Second, the authors mention in the text that inflammatory markers (erythrocyte sedimentation rate [ESR] at RA incidence, highest ESR in the first year after RA incidence) were not related to an increased risk of dementia and explained that they may be related to the high variability of ESR. In addition, single timepoint inflammatory markers may not be a reliable indicator of cumulative inflammatory burden and its relationship with dementia. However, the mean of multiple measurements over the study period is more convincing than inflammatory markers assessed at a single timepoint. For example, multiple timepoints could be chosen for measurements, such as at baseline, at the midpoint of the study, and at the end of the study. Also, we did not obtain any information on RA disease activity scores (eg, Disease Activity Score in 28 joints, Clinical Disease Activity Index, Simplified Disease Index), which are more indicative of changes in inflammatory activity in patients with RA and are more representative than inflammatory markers at a single timepoint.

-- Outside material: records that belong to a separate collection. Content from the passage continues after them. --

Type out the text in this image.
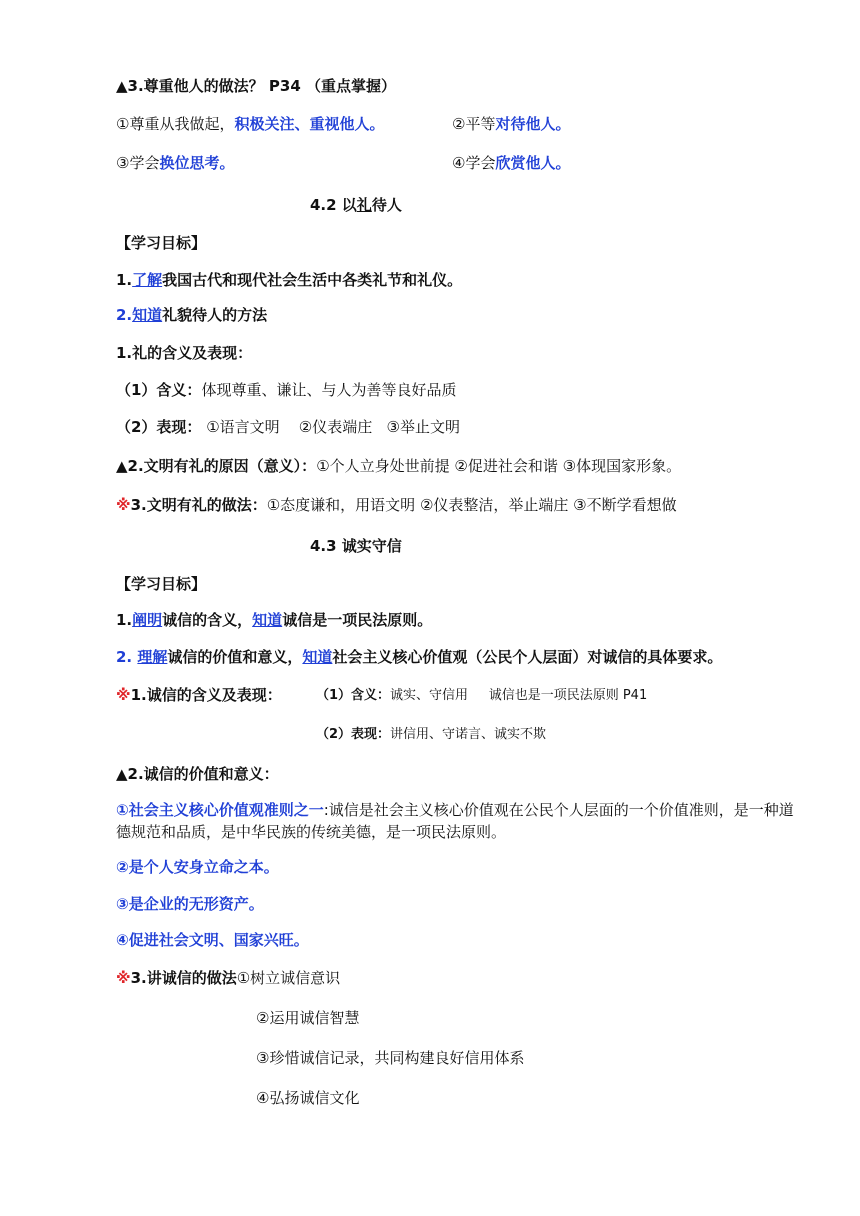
▲3.尊重他人的做法？ P34 （重点掌握）
①尊重从我做起，积极关注、重视他人。	②平等对待他人。
③学会换位思考。	④学会欣赏他人。
4.2 以礼待人
【学习目标】
1.了解我国古代和现代社会生活中各类礼节和礼仪。
2.知道礼貌待人的方法
1.礼的含义及表现：
（1）含义：体现尊重、谦让、与人为善等良好品质
（2）表现： ①语言文明    ②仪表端庄   ③举止文明
▲2.文明有礼的原因（意义）：①个人立身处世前提 ②促进社会和谐 ③体现国家形象。
※3.文明有礼的做法：①态度谦和，用语文明 ②仪表整洁，举止端庄 ③不断学看想做
4.3 诚实守信
【学习目标】
1.阐明诚信的含义，知道诚信是一项民法原则。
2. 理解诚信的价值和意义，知道社会主义核心价值观（公民个人层面）对诚信的具体要求。
※1.诚信的含义及表现：	（1）含义：诚实、守信用     诚信也是一项民法原则 P41
（2）表现：讲信用、守诺言、诚实不欺
▲2.诚信的价值和意义：
①社会主义核心价值观准则之一:诚信是社会主义核心价值观在公民个人层面的一个价值准则，是一种道德规范和品质，是中华民族的传统美德，是一项民法原则。
②是个人安身立命之本。
③是企业的无形资产。
④促进社会文明、国家兴旺。
※3.讲诚信的做法①树立诚信意识
②运用诚信智慧
③珍惜诚信记录，共同构建良好信用体系
④弘扬诚信文化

Finally, the authors assessed risk factors for dementia overall, but not for subtypes of dementia. Also, it is unclear whether information about dementia in terms of speech function, memory, and attention are different in people with RA, which may be more helpful to focus on for prevention and treatment of the subtypes of dementia mentioned above.7 Information about personal characteristics, including CV disease and CV risk factors, was not updated over time. The homogeneous (eg, single racial/ethnic group) and small sample nature of this study limits its generalizability. Future results from large samples are needed to test the results of the trial.

We would again like to thank Kodishala and colleagues for their contributions to this field of study and look forward to hearing from them.

We would like to thank the members and staff of the Department of Rheumatology and Immunology of the Zhuzhou Central Hospital who contributed to this manuscript.